An example curl command that would authenticate with a Token-Name
of foobar
and a TokenValue
of soopersekrit
would be:
curl -X POST -v http://example.gravwell.io/services/collector \
-H "Authorization: foobar soopersekrit" -d '
{"event": "sample event", "time": 1699034250}
Amazon Firehose support#
The Amazon-Firehose-Listener
type supports the Amazon Firehose API. The Firehose API requires the use of HTTPS and an authentication token.
[Amazon-Firehose-Listener "foo"]
URL="/foo"
TokenValue="thisisyourtoken" #set the access control token
Tag-Name=bar
In the above example, the HTTP ingester will listen on the /foo
path for an Amazon Firehose request, authenticated with the token “thisisyourtoken”, and ingesting to tag “bar”. In the AWS console, you would set the Firehose endpoint to your.domain/foo
, and provide the same token.
The Amazon-Firehose-Listener
supports the following configuration parameters:
Parameter |
Type |
Required |
Default Value |
Description |
---|---|---|---|---|
URL |
string |
YES |
Endpoint URL for Amazon Firehose events. |
|
TokenValue |
string |
YES |
Authentication Token. |
|
Tag-Name |
string |
YES |
Tag assigned to entries received by the endpoint. |
|
Ignore-Timestamps |
boolean |
NO |
false |
Do not extract or process timestamps, use current time. |
Preprocessor |
string array |
NO |
Set of preprocessors to apply to entries. |
Health Checks#
Some systems (such as AWS load-balancers) require an unauthenticated URL that can be probed and interpreted as “proof of life”. The HTTP ingester can be configured to provide a URL which will always return a 200 OK when accessed with any method, body, and/or query parameters. To enable this health check endpoint, add the Health-Check-URL
stanza to the Global configuration block.
Here is a minimal example configuration snippet with the health check URL /logbot/are/you/alive
:
[Global]
Ingest-Secret = IngestSecrets
Connection-Timeout = 0
Pipe-Backend-Target=/opt/gravwell/comms/pipe #a named pipe connection, this should be used when ingester is on the same machine as a backend
Log-Level=INFO #options are OFF INFO WARN ERROR
Bind=":8080"
Max-Body=4096000 #about 4MB
Log-File="/opt/gravwell/log/http_ingester.log"

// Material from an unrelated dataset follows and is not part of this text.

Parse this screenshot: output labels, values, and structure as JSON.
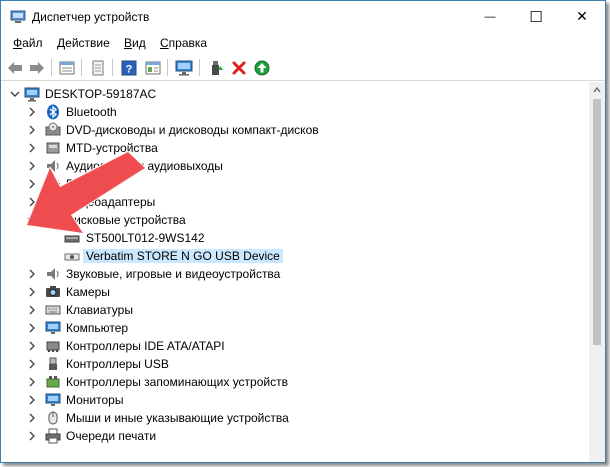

Health-Check-URL="/logbot/are/you/alive"
Timestamp Formats#
The HEC data format expects the timestamps to be Unix timestamps in seconds formatted as an integer or optionally a floating point number; the limited documentation also states that the timestamp should be encoded in the JSON object as a number. The Gravwell HEC compatible ingester will make a best effort to extract and process timestamps generated by data providers that communicate with HEC endpoints However, if a timestamp cannot be interpreted at all, the endpoint will return a 400 response rather than attempt to process a potentially invalid timestamp.
The HEC compatible endpoint contains special processing logic for timestamps where any Unix timestamps that are approximately the zero time will be treated as “NOW” and given the timestamp of ingest. For example, a HEC event with the timestamp of "time": 42
will be assigned the current UTC time.